So in 2021, we decided to rebuild this Property Data model from scratch. Rather than continuing to use our custom solution we decided to go with Ordnance Survey's Addressbase Premium product, as we felt it would give us the greatest coverage and flexibility. This was because it was driven by the Unique Property Reference Number (UPRN), the standard identifier that government organisations and many other companies have chosen to use. This decision immediately opened up possibilities for us to share data internally more effectively, connect to external data sources, and to begin to expand our property set towards our goal of having accurate data for every home in the UK.
Deciding to use UPRNs and the Addressbase Premium data set allowed us to make bold technical decisions that were aimed at increasing coverage, improving accuracy, and simplifying our software architecture so that we could move faster. We moved from MySQL and Solr to PostgreSQL, DynamoDB, and OpenSearch. We broke things out from the legacy monolith, and began to replace the calls in APIs from Legacy to new using the Adapter pattern. We were able to rebuild our algorithms using data science, and migrated parts of the website in thin slivers to use UPRN.

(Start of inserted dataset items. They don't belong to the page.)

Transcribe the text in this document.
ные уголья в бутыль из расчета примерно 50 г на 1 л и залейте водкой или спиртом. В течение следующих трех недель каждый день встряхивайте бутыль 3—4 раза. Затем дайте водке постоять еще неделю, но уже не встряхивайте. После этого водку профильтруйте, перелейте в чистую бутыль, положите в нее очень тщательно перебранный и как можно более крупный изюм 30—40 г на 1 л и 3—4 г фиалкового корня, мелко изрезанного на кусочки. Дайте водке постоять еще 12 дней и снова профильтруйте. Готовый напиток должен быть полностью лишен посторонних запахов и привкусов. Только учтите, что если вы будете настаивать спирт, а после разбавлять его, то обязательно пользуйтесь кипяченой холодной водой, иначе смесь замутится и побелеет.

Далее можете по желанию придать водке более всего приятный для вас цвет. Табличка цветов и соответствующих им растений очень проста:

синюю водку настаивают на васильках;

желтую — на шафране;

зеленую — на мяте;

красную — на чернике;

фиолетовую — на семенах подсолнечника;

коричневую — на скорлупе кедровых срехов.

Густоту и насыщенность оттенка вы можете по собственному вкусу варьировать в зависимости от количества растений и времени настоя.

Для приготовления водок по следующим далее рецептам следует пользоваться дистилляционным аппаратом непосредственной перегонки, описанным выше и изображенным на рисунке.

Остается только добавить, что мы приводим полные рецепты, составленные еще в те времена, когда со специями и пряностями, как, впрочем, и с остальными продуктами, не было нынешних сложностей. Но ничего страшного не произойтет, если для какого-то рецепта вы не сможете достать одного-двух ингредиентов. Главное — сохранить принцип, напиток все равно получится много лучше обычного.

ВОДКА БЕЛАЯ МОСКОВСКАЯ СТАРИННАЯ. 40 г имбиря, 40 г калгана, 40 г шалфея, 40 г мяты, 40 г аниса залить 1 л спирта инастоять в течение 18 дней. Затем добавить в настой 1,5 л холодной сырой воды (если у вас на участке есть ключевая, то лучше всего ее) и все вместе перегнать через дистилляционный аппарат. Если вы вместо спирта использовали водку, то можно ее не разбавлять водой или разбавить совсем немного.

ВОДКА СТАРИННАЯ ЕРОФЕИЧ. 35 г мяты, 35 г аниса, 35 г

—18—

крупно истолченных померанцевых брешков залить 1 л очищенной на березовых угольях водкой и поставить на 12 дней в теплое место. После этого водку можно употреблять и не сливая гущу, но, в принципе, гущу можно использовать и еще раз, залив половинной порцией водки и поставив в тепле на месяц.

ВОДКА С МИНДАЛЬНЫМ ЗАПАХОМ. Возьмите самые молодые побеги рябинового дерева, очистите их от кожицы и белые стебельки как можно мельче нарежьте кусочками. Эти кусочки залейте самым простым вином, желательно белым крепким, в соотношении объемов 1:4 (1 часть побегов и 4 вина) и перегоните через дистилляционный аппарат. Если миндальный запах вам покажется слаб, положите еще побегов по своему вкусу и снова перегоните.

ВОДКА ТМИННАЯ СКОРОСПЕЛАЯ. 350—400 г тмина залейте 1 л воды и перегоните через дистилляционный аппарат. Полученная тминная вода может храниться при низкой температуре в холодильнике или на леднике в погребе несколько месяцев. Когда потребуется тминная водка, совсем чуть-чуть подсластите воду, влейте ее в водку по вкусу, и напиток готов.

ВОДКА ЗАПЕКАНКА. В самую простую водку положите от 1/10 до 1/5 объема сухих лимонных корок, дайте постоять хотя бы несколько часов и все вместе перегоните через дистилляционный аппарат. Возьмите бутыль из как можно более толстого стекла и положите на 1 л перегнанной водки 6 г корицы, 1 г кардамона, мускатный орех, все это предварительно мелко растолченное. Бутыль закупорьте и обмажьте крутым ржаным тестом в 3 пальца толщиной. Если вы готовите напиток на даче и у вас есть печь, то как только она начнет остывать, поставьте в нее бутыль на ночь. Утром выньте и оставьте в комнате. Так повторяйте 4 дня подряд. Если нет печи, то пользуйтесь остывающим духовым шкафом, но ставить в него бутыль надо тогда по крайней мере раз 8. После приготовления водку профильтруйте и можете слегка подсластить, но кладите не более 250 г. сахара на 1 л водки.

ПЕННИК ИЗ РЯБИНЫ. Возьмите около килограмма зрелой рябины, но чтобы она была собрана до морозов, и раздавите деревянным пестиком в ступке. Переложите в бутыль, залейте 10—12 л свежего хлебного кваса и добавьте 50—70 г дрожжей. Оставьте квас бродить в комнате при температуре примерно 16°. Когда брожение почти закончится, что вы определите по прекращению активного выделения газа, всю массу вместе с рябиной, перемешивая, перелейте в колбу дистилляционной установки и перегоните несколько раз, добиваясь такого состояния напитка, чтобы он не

Working with Ordnance Survey, we then improved our usage of their data to find and display homes that were simply unavailable to us in our own custom model based on PAF, bringing the Zoopla Home experience to many more homeowners than at the beginning of 2021.
Addressbase Premium now forms the central part of our Property Data model, and UPRNs are now the mechanism by which we tie the numerous data sets we need for our products together. Our aim is to continue this journey throughout 2022, complete the migration internally, and bring in more and more data at pace against UPRNs to deliver a better product for our homeowners.